According to Singh, AI systems will ultimately reflect the quality of the information they receive, making data preparation a critical prerequisite for successful adoption.
The challenge becomes even more significant as organisations move from traditional automation to agentic AI models, where software agents are expected to make decisions, perform actions and interact with enterprise systems with minimal human intervention.
Consulting emerges before implementation
The growing focus on readiness is also creating a shift in partner business models.
Historically, much of the technology services industry has been built around implementation projects.
AI, however, is creating demand for a different type of engagement.
According to Singh, customers need guidance around readiness, use-case identification and business transformation before they need technology deployment.
As a result, consulting is becoming a larger part of the AI conversation.
"We are not only providing implementation services; we are also helping customers understand what AI can realistically do for them," Singh said.
That shift is prompting partners to move further upstream in customer engagements.
Instead of responding to implementation requirements, they are helping organisations define strategy, assess maturity and establish AI roadmaps.
The trend also reflects a broader evolution within the channel ecosystem as partners seek to differentiate themselves beyond technical deployment capabilities.
According to Singh, organisations are willing to invest in advisory expertise if it helps them achieve measurable business outcomes.
Managed services become the next recurring revenue opportunity
Beyond consulting, Singh believes AI will create a second major opportunity for partners through managed services.
As enterprises deploy AI agents and automation platforms, ongoing management becomes increasingly important.
Unlike traditional software deployments, AI systems require continuous monitoring, performance evaluation and refinement.
According to Singh, organisations need mechanisms to validate outputs, identify inaccuracies and improve agent performance over time.
Once agents are deployed, someone must ensure they continue operating effectively, monitor outcomes and adjust as business requirements evolve.
That responsibility creates an opportunity for partners to build recurring revenue streams around AI operations and management.
"We take responsibility for supporting them, ensuring they continue to operate effectively and making enhancements whenever changes or improvements are required," Singh said.

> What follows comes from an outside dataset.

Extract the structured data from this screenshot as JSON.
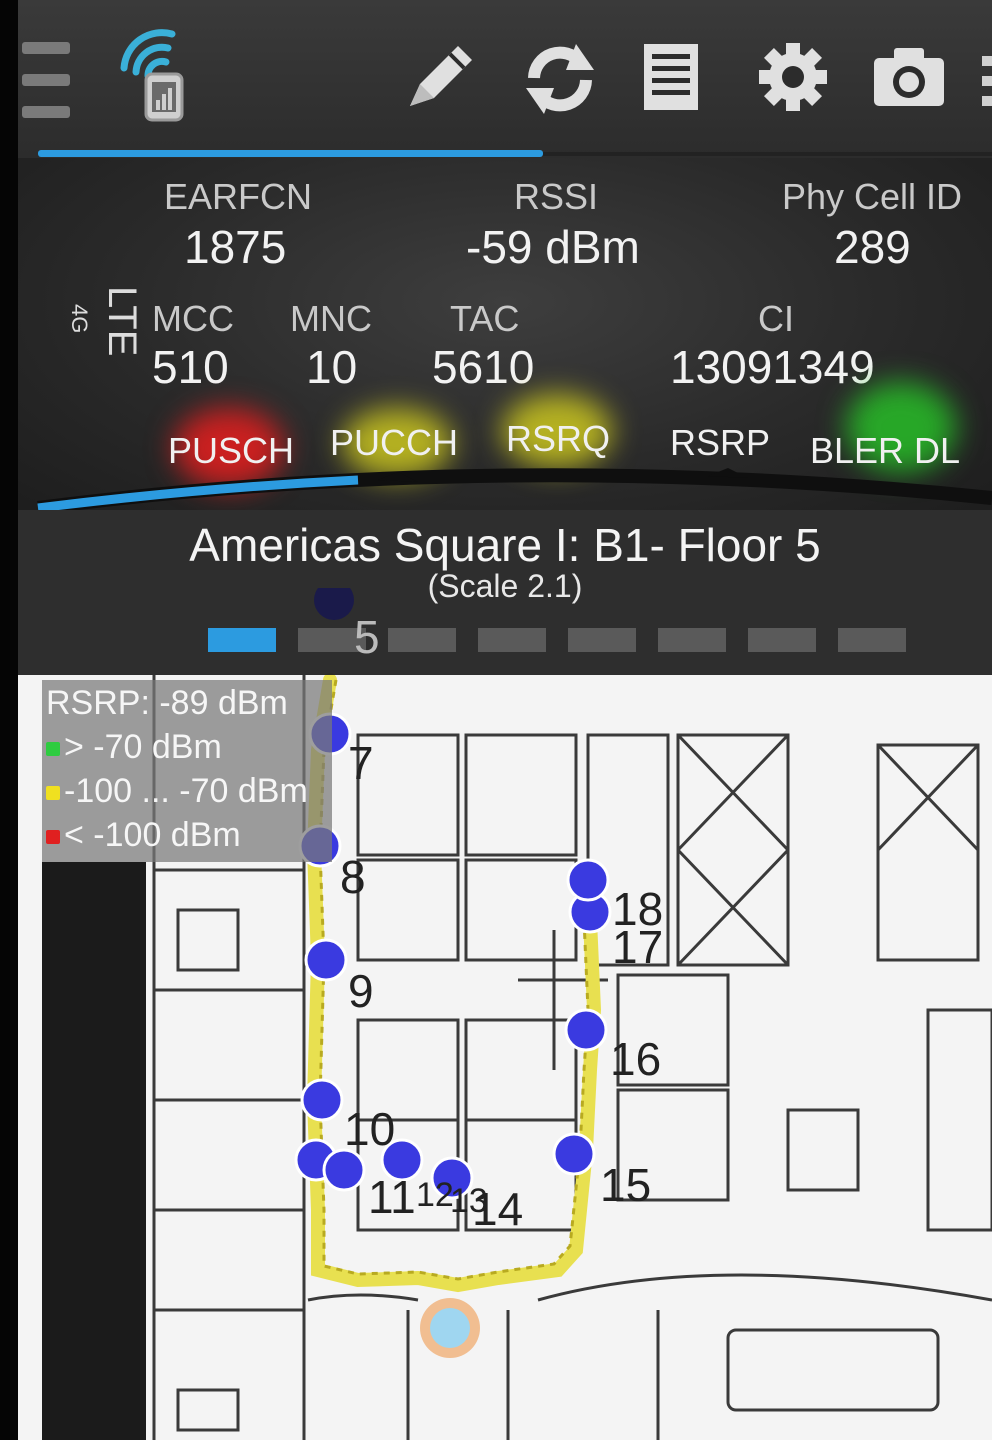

Industry observers increasingly view managed AI services as one of the more sustainable monetisation opportunities emerging from enterprise AI adoption.
For partners, the opportunity extends beyond deployment into long-term operational ownership.
Outcome-led partners may have the advantage
The shift toward consulting and managed services is also changing how partners position themselves in the market.
According to Singh, implementation alone is becoming less of a differentiator.
Customers want partners that can help improve processes, identify inefficiencies and drive measurable business outcomes.
"We don't just implement technology. We deliver outcomes," she said.
That approach requires partners to move beyond software deployment and become more involved in business transformation discussions.
As AI adoption matures, Singh believes the partners that succeed will be those capable of combining technology expertise with consulting, domain knowledge and long-term operational support.
For now, however, the immediate challenge remains helping organisations prepare for AI itself.
Despite growing enthusiasm around AI agents and enterprise automation, Singh believes many organisations still have foundational work to do before they can realise meaningful value.
The opportunity for partners, therefore, may not begin with implementing AI.
It may begin with helping customers become ready for it.